Suicídio encomendado
Para muitos - incluindo quase todos os que a conhecem -, a protagonista de "Mel" será só mais uma rapariga a remoer dramas típicos da idade enquanto viaja de bicicleta, metro ou avião, sempre com phones nos ouvidos, casaco de cabedal e olhar distante. Para o espectador da estreia na realização da italiana Valeria Golino, Irene é bastante mais misteriosa do que aparenta e peça fundamental num esquema de suicídio clandestino, dedicado a doentes terminais. Nome de código: Mel.
Mais do que nas configurações de uma rede de morte assistida, esta primeira obra centra-se numa situação de excepção que coloca em causa o pragmatismo da protagonista: o seu novo cliente, um homem de idade avançada, deseja morrer apesar de não ter problemas de saúde. Irene discorda e vê-se obrigada a colocar em causa não só esta rotina de "anjo da morte" mas também as opções que têm vincado a sua vida pessoal.
É precisamente pelo olhar sobre a vida pessoal de uma figura ambígua que "Mel" se demarca do que poderia limitar-se a mais um filme sobre a eutanásia. O tema torna-se incontornável na acção, é certo, mas raramente se impõe às personagens, até porque o dia-a-dia da protagonista não se esgota nessa actividade ilegal - a vertente amorosa, entre o desprendimento da relação actual e a nostalgia pela anterior, não é menos intrigante.

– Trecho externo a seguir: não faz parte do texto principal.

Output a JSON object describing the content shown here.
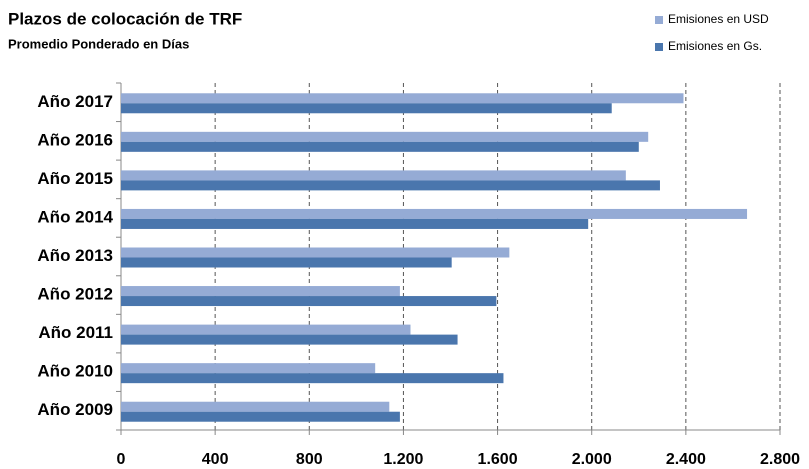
{
  "chart_data": {
    "type": "bar",
    "orientation": "horizontal",
    "title": "Plazos de colocación de TRF",
    "subtitle": "Promedio Ponderado en Días",
    "categories": [
      "Año 2017",
      "Año 2016",
      "Año 2015",
      "Año 2014",
      "Año 2013",
      "Año 2012",
      "Año 2011",
      "Año 2010",
      "Año 2009"
    ],
    "series": [
      {
        "name": "Emisiones en USD",
        "color": "#95abd5",
        "values": [
          2390,
          2240,
          2145,
          2660,
          1650,
          1185,
          1230,
          1080,
          1140
        ]
      },
      {
        "name": "Emisiones en Gs.",
        "color": "#4a76ad",
        "values": [
          2085,
          2200,
          2290,
          1985,
          1405,
          1595,
          1430,
          1625,
          1185
        ]
      }
    ],
    "xlim": [
      0,
      2800
    ],
    "xticks": [
      0,
      400,
      800,
      {
        "value": 1200,
        "label": "1.200"
      },
      {
        "value": 1600,
        "label": "1.600"
      },
      {
        "value": 2000,
        "label": "2.000"
      },
      {
        "value": 2400,
        "label": "2.400"
      },
      {
        "value": 2800,
        "label": "2.800"
      }
    ],
    "grid": true,
    "legend": "top-right"
  }
}
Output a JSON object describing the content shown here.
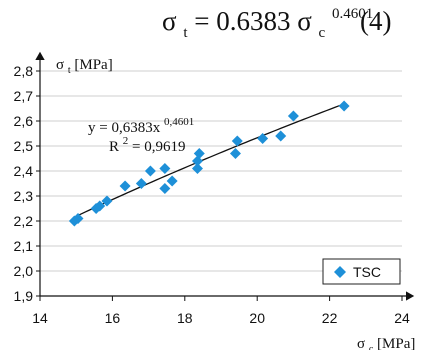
{
  "formula": {
    "sigma": "σ",
    "t": "t",
    "equals": " = 0.6383",
    "c": "c",
    "exponent": "0.4601",
    "number": "(4)"
  },
  "chart_data": {
    "type": "scatter",
    "xlim": [
      14,
      24
    ],
    "ylim": [
      1.9,
      2.8
    ],
    "x_ticks": [
      "14",
      "16",
      "18",
      "20",
      "22",
      "24"
    ],
    "y_ticks": [
      "1,9",
      "2,0",
      "2,1",
      "2,2",
      "2,3",
      "2,4",
      "2,5",
      "2,6",
      "2,7",
      "2,8"
    ],
    "xlabel": {
      "symbol": "σ",
      "subscript": "c",
      "unit": "[MPa]"
    },
    "ylabel": {
      "symbol": "σ",
      "subscript": "t",
      "unit": "[MPa]"
    },
    "series": [
      {
        "name": "TSC",
        "color": "#1E90D8",
        "points": [
          [
            14.95,
            2.2
          ],
          [
            15.05,
            2.21
          ],
          [
            15.55,
            2.25
          ],
          [
            15.65,
            2.26
          ],
          [
            15.85,
            2.28
          ],
          [
            16.35,
            2.34
          ],
          [
            16.8,
            2.35
          ],
          [
            17.05,
            2.4
          ],
          [
            17.45,
            2.41
          ],
          [
            17.45,
            2.33
          ],
          [
            17.65,
            2.36
          ],
          [
            18.35,
            2.41
          ],
          [
            18.35,
            2.44
          ],
          [
            18.4,
            2.47
          ],
          [
            19.4,
            2.47
          ],
          [
            19.45,
            2.52
          ],
          [
            20.15,
            2.53
          ],
          [
            20.65,
            2.54
          ],
          [
            21.0,
            2.62
          ],
          [
            22.4,
            2.66
          ]
        ]
      }
    ],
    "trendline": {
      "coefficient": 0.6383,
      "exponent": 0.4601,
      "x_range": [
        15.0,
        22.4
      ],
      "equation_text": "y = 0,6383x",
      "equation_exponent": "0,4601",
      "r_label": "R",
      "r_power": "2",
      "r_value": " = 0,9619"
    },
    "grid": true,
    "legend": {
      "position": "bottom-right",
      "label": "TSC"
    }
  }
}
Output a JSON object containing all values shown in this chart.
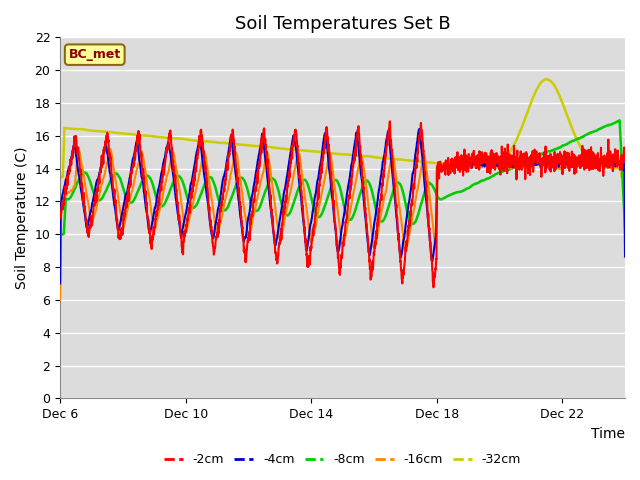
{
  "title": "Soil Temperatures Set B",
  "xlabel": "Time",
  "ylabel": "Soil Temperature (C)",
  "annotation": "BC_met",
  "ylim": [
    0,
    22
  ],
  "yticks": [
    0,
    2,
    4,
    6,
    8,
    10,
    12,
    14,
    16,
    18,
    20,
    22
  ],
  "xtick_labels": [
    "Dec 6",
    "Dec 10",
    "Dec 14",
    "Dec 18",
    "Dec 22"
  ],
  "xtick_positions": [
    0,
    4,
    8,
    12,
    16
  ],
  "xlim": [
    0,
    18
  ],
  "series_colors": [
    "#ff0000",
    "#0000cc",
    "#00cc00",
    "#ff8800",
    "#cccc00"
  ],
  "series_labels": [
    "-2cm",
    "-4cm",
    "-8cm",
    "-16cm",
    "-32cm"
  ],
  "bg_color": "#dcdcdc",
  "title_fontsize": 13,
  "axis_fontsize": 10,
  "tick_fontsize": 9
}
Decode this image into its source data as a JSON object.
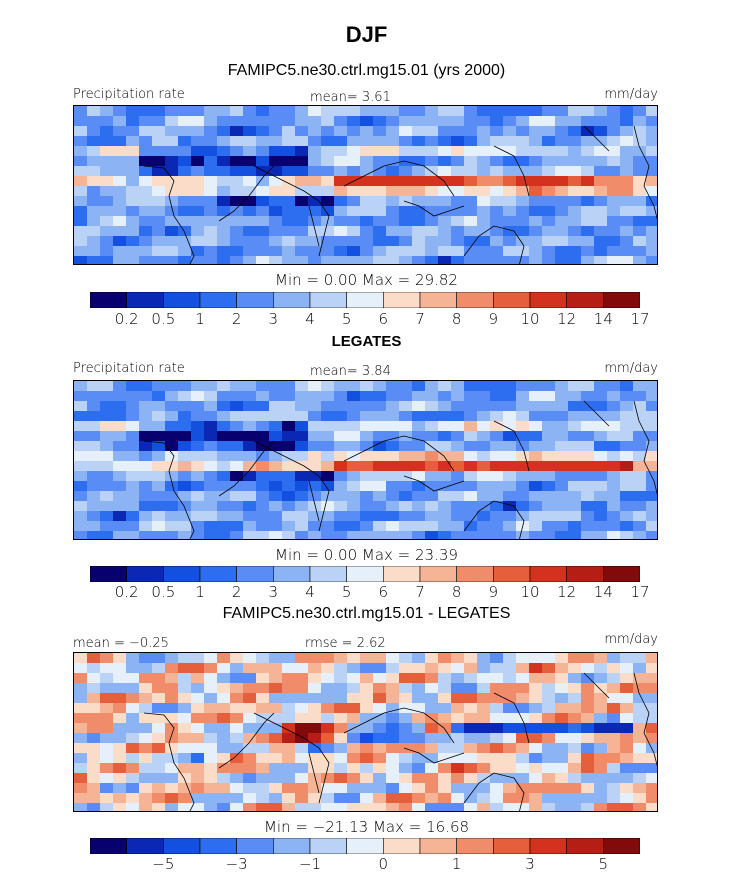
{
  "figure": {
    "title": "DJF",
    "colors": [
      "#08006e",
      "#0a28b4",
      "#1450e0",
      "#2d6ef0",
      "#5a8cf5",
      "#8cb4f5",
      "#b9d2f5",
      "#e6f0fa",
      "#fadcc8",
      "#f5b496",
      "#f08c69",
      "#e65f3c",
      "#d2321e",
      "#b41e14",
      "#820a0a"
    ]
  },
  "panels": [
    {
      "subtitle": "FAMIPC5.ne30.ctrl.mg15.01 (yrs 2000)",
      "left_label": "Precipitation rate",
      "center_label": "mean=   3.61",
      "right_label": "mm/day",
      "minmax": "Min =   0.00 Max =  29.82",
      "colorbar_ticks": [
        "0.2",
        "0.5",
        "1",
        "2",
        "3",
        "4",
        "5",
        "6",
        "7",
        "8",
        "9",
        "10",
        "12",
        "14",
        "17"
      ],
      "field": "model"
    },
    {
      "subtitle": "LEGATES",
      "left_label": "Precipitation rate",
      "center_label": "mean=   3.84",
      "right_label": "mm/day",
      "minmax": "Min =   0.00 Max =  23.39",
      "colorbar_ticks": [
        "0.2",
        "0.5",
        "1",
        "2",
        "3",
        "4",
        "5",
        "6",
        "7",
        "8",
        "9",
        "10",
        "12",
        "14",
        "17"
      ],
      "field": "obs"
    },
    {
      "subtitle": "FAMIPC5.ne30.ctrl.mg15.01 - LEGATES",
      "left_label": "mean =  −0.25",
      "center_label": "rmse =   2.62",
      "right_label": "mm/day",
      "minmax": "Min = −21.13 Max =  16.68",
      "colorbar_ticks": [
        "−5",
        "−3",
        "−1",
        "0",
        "1",
        "3",
        "5"
      ],
      "field": "diff"
    }
  ],
  "chart_data": [
    {
      "type": "heatmap",
      "title": "FAMIPC5.ne30.ctrl.mg15.01 (yrs 2000)",
      "quantity": "Precipitation rate",
      "units": "mm/day",
      "mean": 3.61,
      "min": 0.0,
      "max": 29.82,
      "levels": [
        0.2,
        0.5,
        1,
        2,
        3,
        4,
        5,
        6,
        7,
        8,
        9,
        10,
        12,
        14,
        17
      ],
      "projection": "global lon/lat, centered on Pacific"
    },
    {
      "type": "heatmap",
      "title": "LEGATES",
      "quantity": "Precipitation rate",
      "units": "mm/day",
      "mean": 3.84,
      "min": 0.0,
      "max": 23.39,
      "levels": [
        0.2,
        0.5,
        1,
        2,
        3,
        4,
        5,
        6,
        7,
        8,
        9,
        10,
        12,
        14,
        17
      ]
    },
    {
      "type": "heatmap",
      "title": "FAMIPC5.ne30.ctrl.mg15.01 - LEGATES",
      "units": "mm/day",
      "mean": -0.25,
      "rmse": 2.62,
      "min": -21.13,
      "max": 16.68,
      "levels": [
        -5,
        -3,
        -1,
        0,
        1,
        3,
        5
      ]
    }
  ]
}
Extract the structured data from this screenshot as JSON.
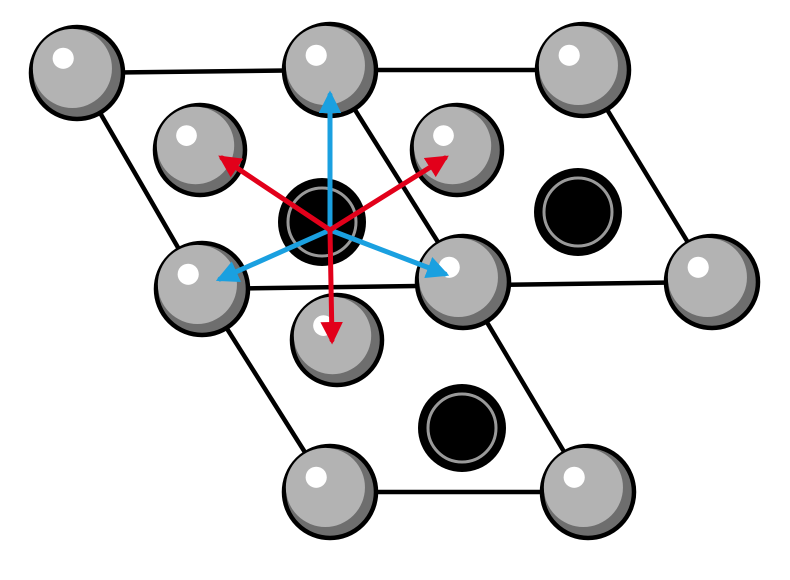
{
  "diagram": {
    "description_type": "lattice",
    "colors": {
      "background": "#ffffff",
      "edge": "#000000",
      "atom_fill": "#b3b3b3",
      "atom_shadow": "#6e6e6e",
      "atom_highlight": "#ffffff",
      "hole_fill": "#000000",
      "hole_ring": "#9a9a9a",
      "arrow_blue": "#1aa0e0",
      "arrow_red": "#e2001a"
    },
    "atom_roles": {
      "corner": "lattice-site",
      "inner": "interstitial-site",
      "hole": "vacancy-site"
    },
    "arrow_sets": [
      "blue",
      "red"
    ]
  }
}
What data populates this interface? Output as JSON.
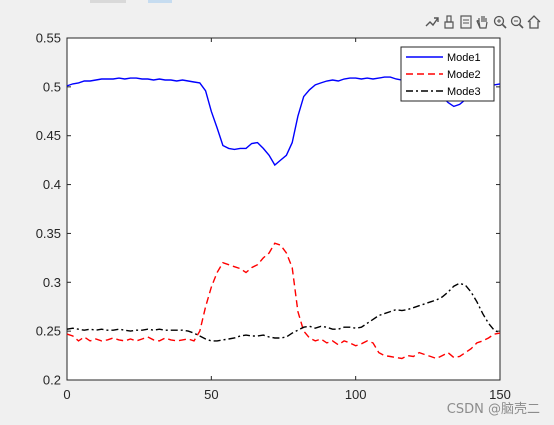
{
  "toolbar": {
    "icons": [
      "export-icon",
      "brush-icon",
      "datatip-icon",
      "pan-icon",
      "zoom-in-icon",
      "zoom-out-icon",
      "home-icon"
    ]
  },
  "watermark": "CSDN @脑壳二",
  "colors": {
    "mode1": "#0000ff",
    "mode2": "#ff0000",
    "mode3": "#000000"
  },
  "chart_data": {
    "type": "line",
    "title": "",
    "xlabel": "",
    "ylabel": "",
    "xlim": [
      0,
      150
    ],
    "ylim": [
      0.2,
      0.55
    ],
    "xticks": [
      0,
      50,
      100,
      150
    ],
    "yticks": [
      0.2,
      0.25,
      0.3,
      0.35,
      0.4,
      0.45,
      0.5,
      0.55
    ],
    "xtick_labels": [
      "0",
      "50",
      "100",
      "150"
    ],
    "ytick_labels": [
      "0.2",
      "0.25",
      "0.3",
      "0.35",
      "0.4",
      "0.45",
      "0.5",
      "0.55"
    ],
    "grid": false,
    "legend_position": "top-right",
    "series": [
      {
        "name": "Mode1",
        "style": "solid",
        "color": "#0000ff",
        "x": [
          0,
          2,
          4,
          6,
          8,
          10,
          12,
          14,
          16,
          18,
          20,
          22,
          24,
          26,
          28,
          30,
          32,
          34,
          36,
          38,
          40,
          42,
          44,
          46,
          48,
          50,
          52,
          54,
          56,
          58,
          60,
          62,
          64,
          66,
          68,
          70,
          72,
          74,
          76,
          78,
          80,
          82,
          84,
          86,
          88,
          90,
          92,
          94,
          96,
          98,
          100,
          102,
          104,
          106,
          108,
          110,
          112,
          114,
          116,
          118,
          120,
          122,
          124,
          126,
          128,
          130,
          132,
          134,
          136,
          138,
          140,
          142,
          144,
          146,
          148,
          150
        ],
        "y": [
          0.501,
          0.503,
          0.504,
          0.506,
          0.506,
          0.507,
          0.508,
          0.508,
          0.508,
          0.509,
          0.508,
          0.509,
          0.509,
          0.508,
          0.508,
          0.507,
          0.508,
          0.507,
          0.507,
          0.506,
          0.507,
          0.506,
          0.505,
          0.504,
          0.496,
          0.475,
          0.458,
          0.44,
          0.437,
          0.436,
          0.437,
          0.437,
          0.442,
          0.443,
          0.437,
          0.43,
          0.42,
          0.425,
          0.43,
          0.443,
          0.47,
          0.49,
          0.497,
          0.502,
          0.504,
          0.506,
          0.507,
          0.506,
          0.508,
          0.509,
          0.509,
          0.508,
          0.509,
          0.508,
          0.509,
          0.51,
          0.51,
          0.508,
          0.507,
          0.505,
          0.504,
          0.502,
          0.503,
          0.502,
          0.497,
          0.49,
          0.484,
          0.48,
          0.482,
          0.487,
          0.495,
          0.5,
          0.502,
          0.503,
          0.502,
          0.503
        ]
      },
      {
        "name": "Mode2",
        "style": "dashed",
        "color": "#ff0000",
        "x": [
          0,
          2,
          4,
          6,
          8,
          10,
          12,
          14,
          16,
          18,
          20,
          22,
          24,
          26,
          28,
          30,
          32,
          34,
          36,
          38,
          40,
          42,
          44,
          46,
          48,
          50,
          52,
          54,
          56,
          58,
          60,
          62,
          64,
          66,
          68,
          70,
          72,
          74,
          76,
          78,
          80,
          82,
          84,
          86,
          88,
          90,
          92,
          94,
          96,
          98,
          100,
          102,
          104,
          106,
          108,
          110,
          112,
          114,
          116,
          118,
          120,
          122,
          124,
          126,
          128,
          130,
          132,
          134,
          136,
          138,
          140,
          142,
          144,
          146,
          148,
          150
        ],
        "y": [
          0.247,
          0.245,
          0.24,
          0.244,
          0.24,
          0.242,
          0.24,
          0.241,
          0.243,
          0.241,
          0.24,
          0.242,
          0.24,
          0.242,
          0.244,
          0.241,
          0.24,
          0.243,
          0.241,
          0.24,
          0.241,
          0.242,
          0.24,
          0.25,
          0.275,
          0.295,
          0.31,
          0.32,
          0.318,
          0.316,
          0.314,
          0.31,
          0.315,
          0.318,
          0.325,
          0.33,
          0.34,
          0.338,
          0.33,
          0.315,
          0.27,
          0.25,
          0.243,
          0.24,
          0.242,
          0.238,
          0.24,
          0.236,
          0.24,
          0.238,
          0.235,
          0.237,
          0.24,
          0.238,
          0.228,
          0.225,
          0.224,
          0.223,
          0.222,
          0.225,
          0.224,
          0.228,
          0.226,
          0.224,
          0.222,
          0.225,
          0.228,
          0.223,
          0.224,
          0.228,
          0.232,
          0.238,
          0.24,
          0.243,
          0.247,
          0.248
        ]
      },
      {
        "name": "Mode3",
        "style": "dashdot",
        "color": "#000000",
        "x": [
          0,
          2,
          4,
          6,
          8,
          10,
          12,
          14,
          16,
          18,
          20,
          22,
          24,
          26,
          28,
          30,
          32,
          34,
          36,
          38,
          40,
          42,
          44,
          46,
          48,
          50,
          52,
          54,
          56,
          58,
          60,
          62,
          64,
          66,
          68,
          70,
          72,
          74,
          76,
          78,
          80,
          82,
          84,
          86,
          88,
          90,
          92,
          94,
          96,
          98,
          100,
          102,
          104,
          106,
          108,
          110,
          112,
          114,
          116,
          118,
          120,
          122,
          124,
          126,
          128,
          130,
          132,
          134,
          136,
          138,
          140,
          142,
          144,
          146,
          148,
          150
        ],
        "y": [
          0.252,
          0.253,
          0.252,
          0.251,
          0.252,
          0.251,
          0.252,
          0.251,
          0.251,
          0.252,
          0.251,
          0.25,
          0.251,
          0.251,
          0.252,
          0.251,
          0.252,
          0.251,
          0.251,
          0.251,
          0.251,
          0.25,
          0.248,
          0.245,
          0.242,
          0.24,
          0.24,
          0.241,
          0.242,
          0.243,
          0.245,
          0.246,
          0.245,
          0.245,
          0.246,
          0.244,
          0.243,
          0.243,
          0.244,
          0.248,
          0.251,
          0.254,
          0.255,
          0.253,
          0.255,
          0.254,
          0.252,
          0.252,
          0.254,
          0.254,
          0.253,
          0.254,
          0.258,
          0.262,
          0.266,
          0.268,
          0.27,
          0.272,
          0.271,
          0.272,
          0.274,
          0.276,
          0.278,
          0.28,
          0.282,
          0.285,
          0.29,
          0.296,
          0.299,
          0.297,
          0.29,
          0.28,
          0.268,
          0.258,
          0.251,
          0.248
        ]
      }
    ]
  }
}
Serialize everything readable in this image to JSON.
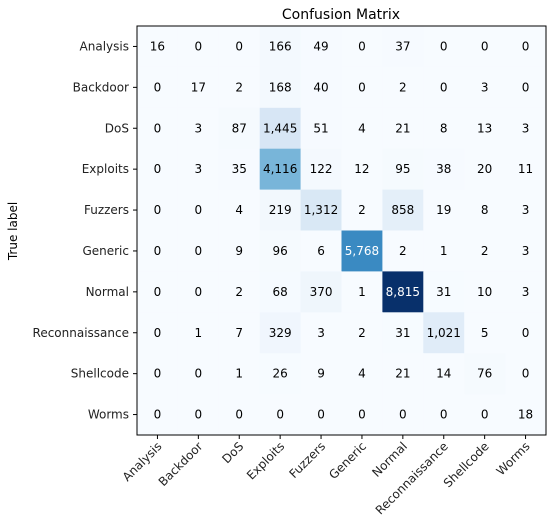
{
  "chart_data": {
    "type": "heatmap",
    "title": "Confusion Matrix",
    "ylabel": "True label",
    "xlabel": "",
    "x_categories": [
      "Analysis",
      "Backdoor",
      "DoS",
      "Exploits",
      "Fuzzers",
      "Generic",
      "Normal",
      "Reconnaissance",
      "Shellcode",
      "Worms"
    ],
    "y_categories": [
      "Analysis",
      "Backdoor",
      "DoS",
      "Exploits",
      "Fuzzers",
      "Generic",
      "Normal",
      "Reconnaissance",
      "Shellcode",
      "Worms"
    ],
    "values": [
      [
        16,
        0,
        0,
        166,
        49,
        0,
        37,
        0,
        0,
        0
      ],
      [
        0,
        17,
        2,
        168,
        40,
        0,
        2,
        0,
        3,
        0
      ],
      [
        0,
        3,
        87,
        1445,
        51,
        4,
        21,
        8,
        13,
        3
      ],
      [
        0,
        3,
        35,
        4116,
        122,
        12,
        95,
        38,
        20,
        11
      ],
      [
        0,
        0,
        4,
        219,
        1312,
        2,
        858,
        19,
        8,
        3
      ],
      [
        0,
        0,
        9,
        96,
        6,
        5768,
        2,
        1,
        2,
        3
      ],
      [
        0,
        0,
        2,
        68,
        370,
        1,
        8815,
        31,
        10,
        3
      ],
      [
        0,
        1,
        7,
        329,
        3,
        2,
        31,
        1021,
        5,
        0
      ],
      [
        0,
        0,
        1,
        26,
        9,
        4,
        21,
        14,
        76,
        0
      ],
      [
        0,
        0,
        0,
        0,
        0,
        0,
        0,
        0,
        0,
        18
      ]
    ],
    "colormap": "Blues",
    "color_low": "#f7fbff",
    "color_high": "#08306b",
    "grid": false,
    "legend": "none"
  }
}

Se à frente das câmaras Valeria Golino já se tinha afirmado em filmes como "Rain Man - Encontro de Irmãos", "União de Sangue" ou "Respiro", atrás dá um primeiro passo seguro e promissor. Sem falhas de tom, sem julgamentos morais (deixando-os, ou não, para o espectador), com um sentido atmosférico envolvente na aliança entre imagem e música (da clássica à nova electrónica, sem tiques de videoclip), "Mel" tem ainda entre os atributos o desempenho de Jasmine Trinca, a dar razão a quem reparou nela em "O Quarto do Filho", de Nanni Moretti: aqui encontramo-la talvez menos empática, mas mais enigmática e complexa. Mesmo quando a realizadora não consegue evitar algumas redundâncias ou cenas excessivamente contemplativas (compreensíveis numa estreia), a actriz faz com que o interesse pelo rumo da sua personagem não esmoreça - e ajuda a fazer desta estreia uma obra a espreitar.